Musique
Neta Elkayam revisite la mémoire judéo-marocaine dans son nouvel album « Arénas »

Composé de sept longues pièces musicales, l’album se présente comme une expérience d’écoute proche de la transe, où répétitions, cycles mélodiques et expérimentations sonores traduisent les thèmes de la migration, de l’héritage et de la transformation culturelle.
Une exploration intime des racines marocaines
À travers « Arénas », Neta Elkayam poursuit son travail artistique autour de ses origines juives nord-africaines. L’artiste puise notamment dans l’histoire familiale liée à Tinghir, ville natale de sa grand-mère, pour construire un dialogue personnel avec la mémoire ancestrale.
Choisissant l’arabe marocain comme langue d’expression artistique, elle développe une écriture fondée sur les répétitions et les structures cycliques, en écho aux traditions orales marocaines et amazighes. Cette démarche donne naissance à une œuvre où la mémoire familiale devient matière sonore et poétique.

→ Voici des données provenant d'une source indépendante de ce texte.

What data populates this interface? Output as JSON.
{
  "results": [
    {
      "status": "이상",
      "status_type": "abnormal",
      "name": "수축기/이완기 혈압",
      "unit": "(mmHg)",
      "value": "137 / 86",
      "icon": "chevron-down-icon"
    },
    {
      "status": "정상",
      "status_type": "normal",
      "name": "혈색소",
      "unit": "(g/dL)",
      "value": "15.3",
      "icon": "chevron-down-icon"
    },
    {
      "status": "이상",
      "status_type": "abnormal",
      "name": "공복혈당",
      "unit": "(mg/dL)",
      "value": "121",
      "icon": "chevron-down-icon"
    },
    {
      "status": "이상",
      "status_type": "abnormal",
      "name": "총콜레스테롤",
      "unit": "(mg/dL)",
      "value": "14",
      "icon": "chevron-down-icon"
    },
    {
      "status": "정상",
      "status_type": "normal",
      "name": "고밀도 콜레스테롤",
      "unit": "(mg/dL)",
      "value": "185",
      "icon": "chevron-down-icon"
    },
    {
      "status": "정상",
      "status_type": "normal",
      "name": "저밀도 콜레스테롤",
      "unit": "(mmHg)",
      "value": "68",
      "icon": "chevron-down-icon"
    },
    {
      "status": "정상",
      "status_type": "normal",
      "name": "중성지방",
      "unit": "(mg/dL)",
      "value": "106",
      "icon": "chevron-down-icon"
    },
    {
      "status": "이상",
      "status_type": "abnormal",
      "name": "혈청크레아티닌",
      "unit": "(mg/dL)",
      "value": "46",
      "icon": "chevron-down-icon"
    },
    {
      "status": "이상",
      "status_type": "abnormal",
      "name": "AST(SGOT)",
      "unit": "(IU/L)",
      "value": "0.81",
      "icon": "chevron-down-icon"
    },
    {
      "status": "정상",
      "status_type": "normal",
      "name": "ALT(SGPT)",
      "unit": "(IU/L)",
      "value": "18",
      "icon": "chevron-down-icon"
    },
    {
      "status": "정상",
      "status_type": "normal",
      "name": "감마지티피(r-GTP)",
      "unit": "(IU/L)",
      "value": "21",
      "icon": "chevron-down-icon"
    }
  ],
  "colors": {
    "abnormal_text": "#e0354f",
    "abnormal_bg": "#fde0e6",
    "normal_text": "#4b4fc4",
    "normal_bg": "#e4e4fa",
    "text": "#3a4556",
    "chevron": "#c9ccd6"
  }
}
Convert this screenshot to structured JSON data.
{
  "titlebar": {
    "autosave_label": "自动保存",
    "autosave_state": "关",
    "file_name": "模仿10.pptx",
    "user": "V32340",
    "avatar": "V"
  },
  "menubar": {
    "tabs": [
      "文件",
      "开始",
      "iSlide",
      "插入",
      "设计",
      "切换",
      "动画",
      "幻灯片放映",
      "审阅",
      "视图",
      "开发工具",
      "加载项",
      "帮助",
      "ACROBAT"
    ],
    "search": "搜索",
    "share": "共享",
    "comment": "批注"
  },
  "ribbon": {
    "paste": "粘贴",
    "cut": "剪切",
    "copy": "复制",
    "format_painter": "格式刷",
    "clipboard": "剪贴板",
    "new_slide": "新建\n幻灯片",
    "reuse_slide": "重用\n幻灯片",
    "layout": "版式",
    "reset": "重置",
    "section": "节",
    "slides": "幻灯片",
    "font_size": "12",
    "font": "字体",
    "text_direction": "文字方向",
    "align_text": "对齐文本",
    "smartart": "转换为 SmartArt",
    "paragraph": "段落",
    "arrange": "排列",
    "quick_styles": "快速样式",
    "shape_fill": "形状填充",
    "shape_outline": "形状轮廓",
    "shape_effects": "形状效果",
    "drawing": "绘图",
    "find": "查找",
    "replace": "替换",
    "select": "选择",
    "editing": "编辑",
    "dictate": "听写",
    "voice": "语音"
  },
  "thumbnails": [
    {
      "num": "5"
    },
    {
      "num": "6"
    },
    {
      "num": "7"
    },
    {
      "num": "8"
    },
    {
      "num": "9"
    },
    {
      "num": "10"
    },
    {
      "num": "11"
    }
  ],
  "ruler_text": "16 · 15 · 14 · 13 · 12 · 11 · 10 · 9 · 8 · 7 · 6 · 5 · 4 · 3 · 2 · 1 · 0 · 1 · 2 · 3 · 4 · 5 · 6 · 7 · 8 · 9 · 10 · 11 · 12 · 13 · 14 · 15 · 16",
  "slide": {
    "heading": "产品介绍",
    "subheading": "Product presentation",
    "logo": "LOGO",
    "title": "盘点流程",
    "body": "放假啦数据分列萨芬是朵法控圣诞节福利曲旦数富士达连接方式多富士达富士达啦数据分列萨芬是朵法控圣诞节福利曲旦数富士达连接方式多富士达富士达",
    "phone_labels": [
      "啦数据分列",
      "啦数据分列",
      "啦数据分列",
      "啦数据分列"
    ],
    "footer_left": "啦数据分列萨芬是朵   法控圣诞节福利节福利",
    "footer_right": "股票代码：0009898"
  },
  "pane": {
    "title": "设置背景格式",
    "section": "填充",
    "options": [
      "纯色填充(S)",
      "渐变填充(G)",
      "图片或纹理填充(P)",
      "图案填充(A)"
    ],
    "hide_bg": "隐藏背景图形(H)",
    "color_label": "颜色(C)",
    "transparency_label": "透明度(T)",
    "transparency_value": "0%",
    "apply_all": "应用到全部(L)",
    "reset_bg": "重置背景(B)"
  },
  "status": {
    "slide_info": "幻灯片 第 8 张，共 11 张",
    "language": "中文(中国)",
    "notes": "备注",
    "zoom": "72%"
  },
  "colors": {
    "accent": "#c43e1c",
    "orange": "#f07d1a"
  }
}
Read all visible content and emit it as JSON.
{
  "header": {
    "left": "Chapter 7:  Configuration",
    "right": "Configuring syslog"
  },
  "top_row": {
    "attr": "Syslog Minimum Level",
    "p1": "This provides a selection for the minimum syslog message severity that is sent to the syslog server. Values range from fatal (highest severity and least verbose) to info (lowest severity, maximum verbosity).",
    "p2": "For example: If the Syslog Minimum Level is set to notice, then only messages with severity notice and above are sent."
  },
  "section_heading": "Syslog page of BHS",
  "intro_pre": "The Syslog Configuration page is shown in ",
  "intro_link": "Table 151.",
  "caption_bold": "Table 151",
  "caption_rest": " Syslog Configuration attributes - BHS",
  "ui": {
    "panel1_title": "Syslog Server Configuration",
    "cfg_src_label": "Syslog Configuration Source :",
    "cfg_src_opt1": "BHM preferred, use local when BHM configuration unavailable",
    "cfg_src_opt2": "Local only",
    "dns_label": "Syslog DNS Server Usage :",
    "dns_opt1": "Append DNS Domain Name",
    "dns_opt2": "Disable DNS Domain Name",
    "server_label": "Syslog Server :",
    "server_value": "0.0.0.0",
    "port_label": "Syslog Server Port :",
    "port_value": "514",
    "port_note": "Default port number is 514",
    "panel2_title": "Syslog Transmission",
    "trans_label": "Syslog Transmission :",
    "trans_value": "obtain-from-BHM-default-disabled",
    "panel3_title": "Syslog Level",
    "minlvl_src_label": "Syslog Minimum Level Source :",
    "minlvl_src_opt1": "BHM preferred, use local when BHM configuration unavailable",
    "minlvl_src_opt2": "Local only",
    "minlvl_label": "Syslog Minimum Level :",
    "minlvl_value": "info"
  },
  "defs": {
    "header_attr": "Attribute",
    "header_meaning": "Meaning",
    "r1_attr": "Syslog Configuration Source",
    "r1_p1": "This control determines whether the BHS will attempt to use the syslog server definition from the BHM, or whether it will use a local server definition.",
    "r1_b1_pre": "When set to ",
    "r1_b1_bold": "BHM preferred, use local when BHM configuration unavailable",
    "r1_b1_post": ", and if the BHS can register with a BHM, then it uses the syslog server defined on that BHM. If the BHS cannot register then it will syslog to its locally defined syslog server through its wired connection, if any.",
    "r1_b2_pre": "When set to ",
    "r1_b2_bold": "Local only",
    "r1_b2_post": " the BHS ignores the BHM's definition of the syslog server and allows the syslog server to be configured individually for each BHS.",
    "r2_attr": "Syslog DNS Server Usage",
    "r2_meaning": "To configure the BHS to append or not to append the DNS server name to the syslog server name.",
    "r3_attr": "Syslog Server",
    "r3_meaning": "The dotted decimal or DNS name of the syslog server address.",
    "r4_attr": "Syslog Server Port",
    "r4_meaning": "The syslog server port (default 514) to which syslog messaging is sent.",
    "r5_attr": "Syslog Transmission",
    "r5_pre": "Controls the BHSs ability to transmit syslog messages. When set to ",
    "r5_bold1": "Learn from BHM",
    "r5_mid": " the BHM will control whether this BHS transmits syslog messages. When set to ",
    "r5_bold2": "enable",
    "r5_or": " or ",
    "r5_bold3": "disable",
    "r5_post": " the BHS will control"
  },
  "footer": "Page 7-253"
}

Le projet a été développé en étroite collaboration avec le producteur et compositeur Amit Hai Cohen. Tous deux revendiquent des racines familiales issues des villages amazighs du Maroc, une filiation qui traverse l’album comme un questionnement permanent sur l’identité, la transmission et la distance.

Un album inspiré par les archives du camp des Arénas
Le titre de l’album fait référence au camp de transit des Arénas à Marseille, lieu de passage historique pour des milliers de familles juives d’Afrique du Nord avant leur départ vers d’autres horizons.
Des années après cette période migratoire, Neta Elkayam découvre à Jérusalem de rares enregistrements sur bobines réalisés dans ce camp par le folkloriste Yissakhar Ben-Ami. Ces archives sonores capturent des voix de femmes, des chants de deuil et d’espoir, des fragments de vie marqués par l’exil, ainsi que des mélodies inachevées et des pleurs d’enfants.
Ces témoignages ont profondément nourri la création de l’album.
« Juste avant la chute », explique Neta Elkayam. « Ni ici, ni là-bas - une pause temporaire entre le passé et l’avenir, une sorte de vide. J’ai trouvé refuge dans le camp de transit “Arénas” à Marseille... une phrase tremblante, une voix - qui a continué à résonner dans ma tête, créant une avalanche de nouveaux mots. C’est ainsi qu’est né le projet musical Arénas. »
Entre traditions marocaines et sonorités contemporaines
Musicalement, « Arénas » se construit autour d’un dialogue entre instruments acoustiques et électroniques. Le projet mêle synthétiseurs, samples, beats, bendirs et arrangements de cuivres inspirés notamment des brass bands de La Nouvelle-Orléans.
Cette fusion donne naissance à un univers sonore hybride où les influences andalouses, chaâbi et amazighes croisent les codes des musiques expérimentales contemporaines. La voix de Neta Elkayam demeure au centre de cette architecture musicale, portée par une approche à la fois intime, spirituelle et profondément enracinée dans les traditions marocaines.
L’album marque également le premier projet de l’artiste entièrement consacré aux traditions musicales amazighes des montagnes de l’Atlas.
Une artiste entre Maroc, Jérusalem et La Nouvelle-Orléans
Figure reconnue de la scène musicale contemporaine, Neta Elkayam développe depuis plusieurs années une œuvre explorant les identités juives nord-africaines à travers une approche diasporique et moderne.
Entre Jérusalem, le Maroc et La Nouvelle-Orléans, l’artiste construit un langage artistique traversé par les questions de mémoire, de transmission et d’appartenance culturelle.
Avec « Arénas », elle poursuit cette recherche en transformant les traditions orales héritées du Maroc en une création sonore contemporaine, à la croisée des héritages amazighs, des musiques populaires marocaines et des expérimentations électroniques actuelles.